Monday, July 16, 2012



My last thoughts on the sad plight of American cities - and the promised solution.

The modernist utopia of the city as a machine for living (Le Corbusier) is gone, together with the rest of modernist utopias: Communism, fascism, Nazism. I can recommend an excellent book by Mark Mazower "Dark Continent: Europe's Twentieth Century" which describes the utopian tide that swept over the West in the aftermath of the butchery that was World War One - and its result in the even greater butchery of World War Two. So I will not mourn the loss of Detroit as a Fordian model for the future city, in which disciplined armies of uniformed workers produced uniform Models T for the uniformly happy citizens.

On the other hand, the deadly boredom of the suburbia is unsustainable, both economically and socially. I'm sick of seeing empty streets, occasionally relieved by a waddling figure of gargantuan proportions (this is, if the street even has a sidewalk).

So here is my own utopian solution. Bring in those "hungry multitudes" of Mexicans, Indians and Chinese who still believe in the American Dream abandoned by most Americans. Dump them in the ruined heart of Detroit, Oakland, Buffalo NY and similar urban wastelands. Promise them a path to citizenship if after five years they are still living in the city, paying taxes and have opened a small business or found a job. Send them back if they move to suburbia.

It's not going to happen, of course. There is no political will for doing something like this. And am I not contradicting myself, by mocking modernism's social engineering, while indulging in a social engineering of my own?

Very well, so I contradict myself, as Walt Whitman said.
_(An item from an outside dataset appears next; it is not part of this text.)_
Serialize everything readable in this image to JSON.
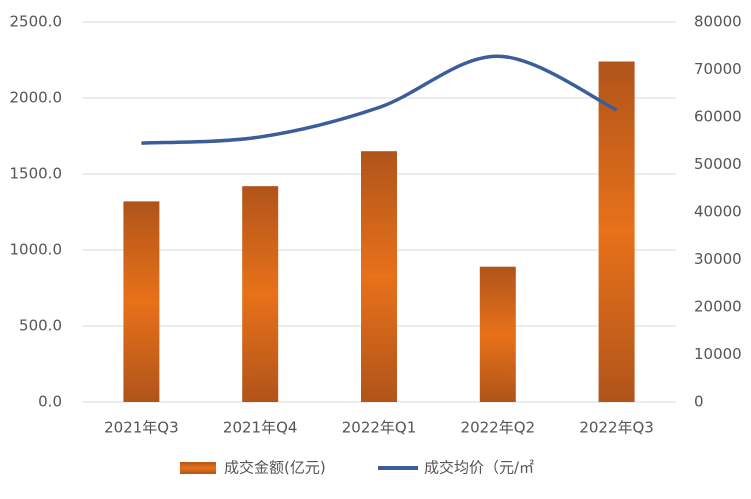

It is still the only way. Without it, American cities will die, while cities in the rest of the world (especially Asia) will grow and prosper. And cities are not only cultural and economic centers but a way to avoid the ecological catastrophe of cancerous growth, unrestrained traffic, and greenhouse-gas pollution.

On the other hand...On a recent visit to Oakland CA, which looks like Detroit's depressed sibling, we suddenly heard a buzz of human voices in the desert of abandoned buildings. We followed the sound...and were engulfed by a crowd of shoppers. They were all Chinese. Oakland's Chinatown on Sunday was so bustling that some dim-sum places had waiting lines. (Oh yes, the mayor of Oakland is Chinese).

"What is the city but the people?" Shakespeare, Coriolanus.